La strategia vincente per difendere l'agroalimentare italiano, attanagliato tra contraffazione e globalizzazione, è quindi la collaborazione. Si sono trovati d'accordo sia i testimoni della produzione locale di qualità sia i protagonisti della grande distribuzione convenendo sulla necessità primaria di un lavoro sinergico di informazione e tutela. D'altronde anche la Gdo , lo ha affermato un rappresentante di Auchan, è perfettamente allineata a questo concetto. Roberta Silva del colosso Kraft ha spiegato che anche le multinazionali danno importanza alle produzioni territoriali regionali. Il punto forte è comunque la brandizzazione, occorrono marchi evidenti e riconoscibili del prodotto italiano di qualità. Il simpatico David Biltchick, che oltre vent'anni fa ha traghettato negli Usa il prosciutto di Parma, ha posto l'accento sulla necessità di trovare e applicare sinergie comuni: "Come nel caso, appunto, del consorzio di Parma che ha messo insieme diversi produttori per commercializzare il più famoso prosciutto crudo del mondo". Al convegno, il mondo del vino era rappresentato da Mauro Lunelli, che per i non addetti significa spumante Ferrari, il quale ha voluto ricordare come in un quarantennio si è passati dal concetto vino-alimento a quello di vino-piacere sensoriale. Perciò, chiosava "oggi servono scelte di qualità e di rapporti ampi".
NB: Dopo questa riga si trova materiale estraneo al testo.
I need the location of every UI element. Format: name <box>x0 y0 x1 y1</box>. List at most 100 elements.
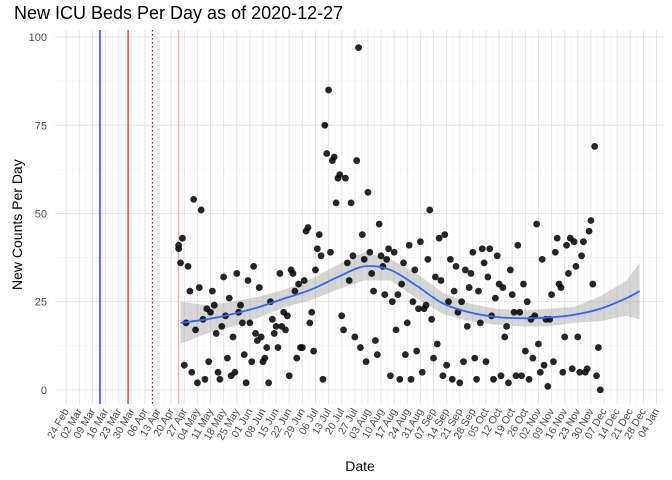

Ancora di vino ma di rapporti di collaborazione hanno parlato anche Luigi Soini, boss della Cantina produttori Cormons e Peter Molnar, vitivinicoltore ungherese, proponendo un accordo tra Tocai friulano e Tocaji ungherese, che possa essere d'esempio alle altre nazioni.
Ha concluso il convegno Innocenzo Leontini, assessore all'Agricoltura della Regione Sicilia che ha fatto una panoramica sulla realtà agroalimentare dell'isola, le sue notevoli potenzialità e gli oggettivi vincoli strutturali (e non solo), che ne soffocano lo sviluppo.